From 4a3237fc27cffa2b02c67b7a48c5711fdf284f9d Mon Sep 17 00:00:00 2001
From: Tim Saucer <timsaucer@gmail.com>
Date: Tue, 19 May 2026 15:07:04 -0400
Subject: [PATCH 2/2] feat: restore pub UDAF/UDWF helpers and document inline
 encoding

Re-export `to_rust_accumulator`, `to_rust_partition_evaluator`, and
`PythonFunctionWindowUDF` (with a `MultiColumnWindowUDF` alias) by
promoting `udaf` and `udwf` to `pub mod` so prior downstream Rust
consumers keep their API surface after the inline-encoding refactor.

Adds an end-to-end window UDF pickle round-trip test that runs the
decoded evaluator over a real session, mirroring the aggregate test.

Documents the cloudpickle-based shipping behavior of Python aggregate
and window UDFs in the user-guide aggregations and windows pages.

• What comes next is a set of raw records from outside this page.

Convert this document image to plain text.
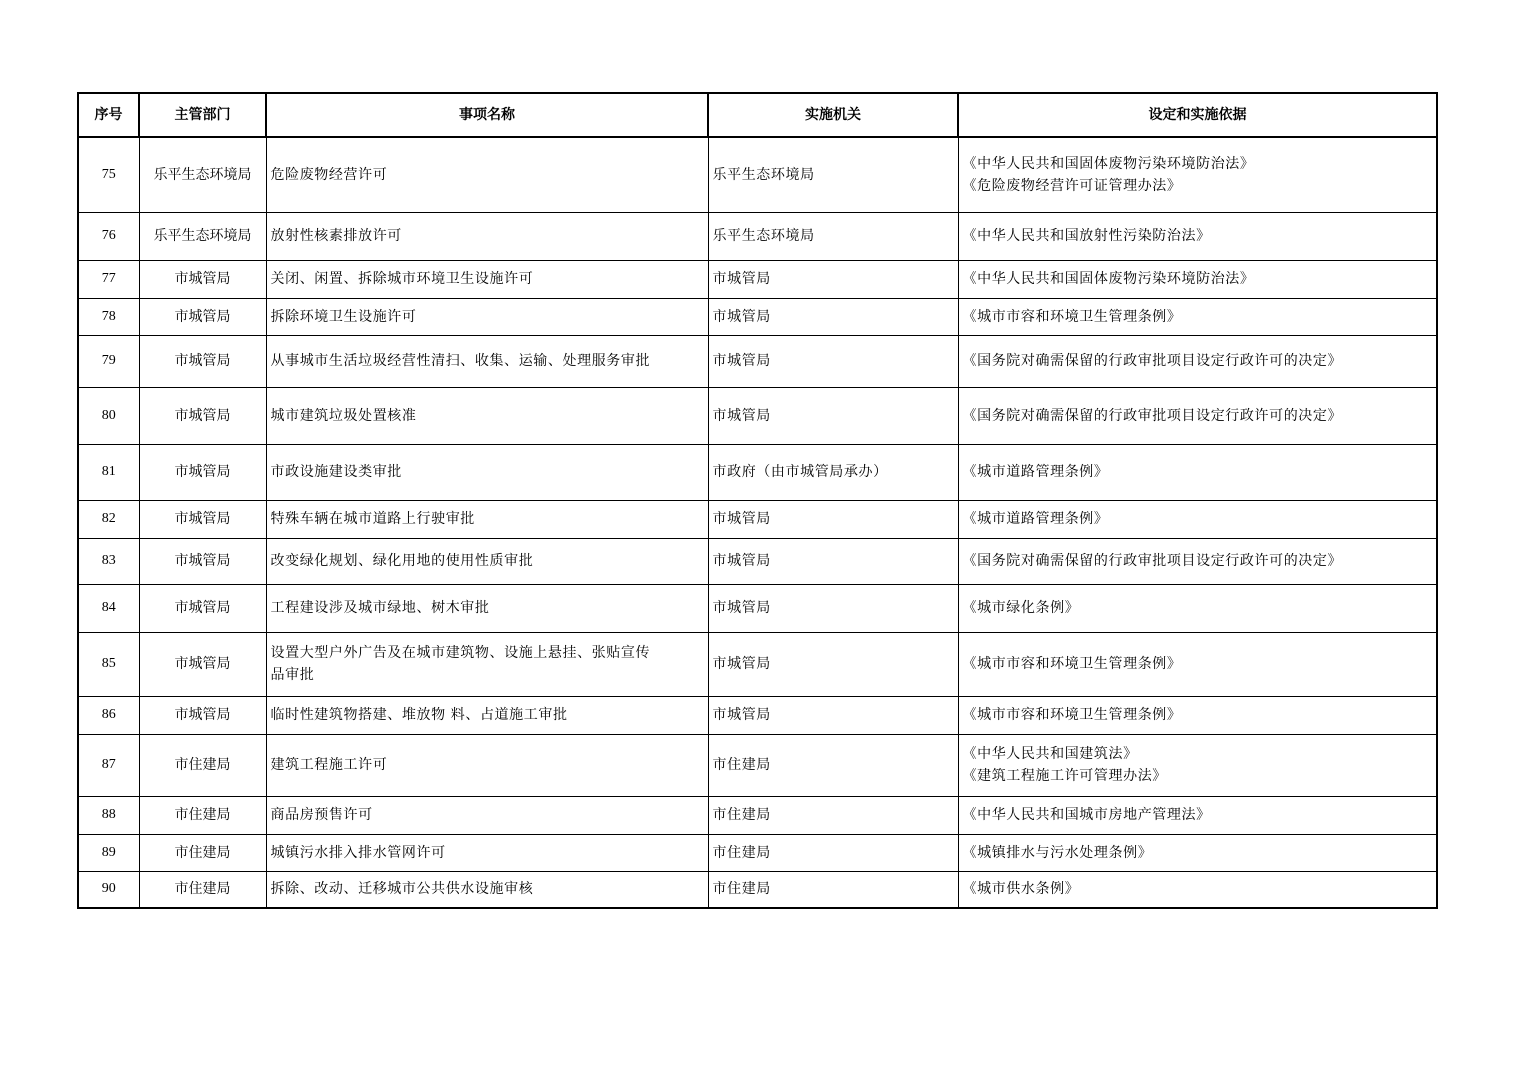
序号	主管部门	事项名称	实施机关	设定和实施依据
75	乐平生态环境局	危险废物经营许可	乐平生态环境局	《中华人民共和国固体废物污染环境防治法》
《危险废物经营许可证管理办法》

76	乐平生态环境局	放射性核素排放许可	乐平生态环境局	《中华人民共和国放射性污染防治法》

77	市城管局	关闭、闲置、拆除城市环境卫生设施许可	市城管局	《中华人民共和国固体废物污染环境防治法》

78	市城管局	拆除环境卫生设施许可	市城管局	《城市市容和环境卫生管理条例》

79	市城管局	从事城市生活垃圾经营性清扫、收集、运输、处理服务审批	市城管局	《国务院对确需保留的行政审批项目设定行政许可的决定》

80	市城管局	城市建筑垃圾处置核准	市城管局	《国务院对确需保留的行政审批项目设定行政许可的决定》

81	市城管局	市政设施建设类审批	市政府（由市城管局承办）	《城市道路管理条例》

82	市城管局	特殊车辆在城市道路上行驶审批	市城管局	《城市道路管理条例》

83	市城管局	改变绿化规划、绿化用地的使用性质审批	市城管局	《国务院对确需保留的行政审批项目设定行政许可的决定》

84	市城管局	工程建设涉及城市绿地、树木审批	市城管局	《城市绿化条例》

85	市城管局	设置大型户外广告及在城市建筑物、设施上悬挂、张贴宣传
品审批	市城管局	《城市市容和环境卫生管理条例》

86	市城管局	临时性建筑物搭建、堆放物 料、占道施工审批	市城管局	《城市市容和环境卫生管理条例》

87	市住建局	建筑工程施工许可	市住建局	《中华人民共和国建筑法》
《建筑工程施工许可管理办法》

88	市住建局	商品房预售许可	市住建局	《中华人民共和国城市房地产管理法》

89	市住建局	城镇污水排入排水管网许可	市住建局	《城镇排水与污水处理条例》

90	市住建局	拆除、改动、迁移城市公共供水设施审核	市住建局	《城市供水条例》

Co-Authored-By: Claude Opus 4.7 (1M context) <noreply@anthropic.com>
---
 crates/core/src/lib.rs                        |  4 +--
 crates/core/src/udaf.rs                       | 13 ++++++++-
 crates/core/src/udwf.rs                       | 27 ++++++++++++++++---
 .../common-operations/aggregations.rst        | 18 +++++++++++++
 .../user-guide/common-operations/windows.rst  | 18 +++++++++++++
 python/tests/test_pickle_expr.py              | 17 ++++++++++++
 6 files changed, 91 insertions(+), 6 deletions(-)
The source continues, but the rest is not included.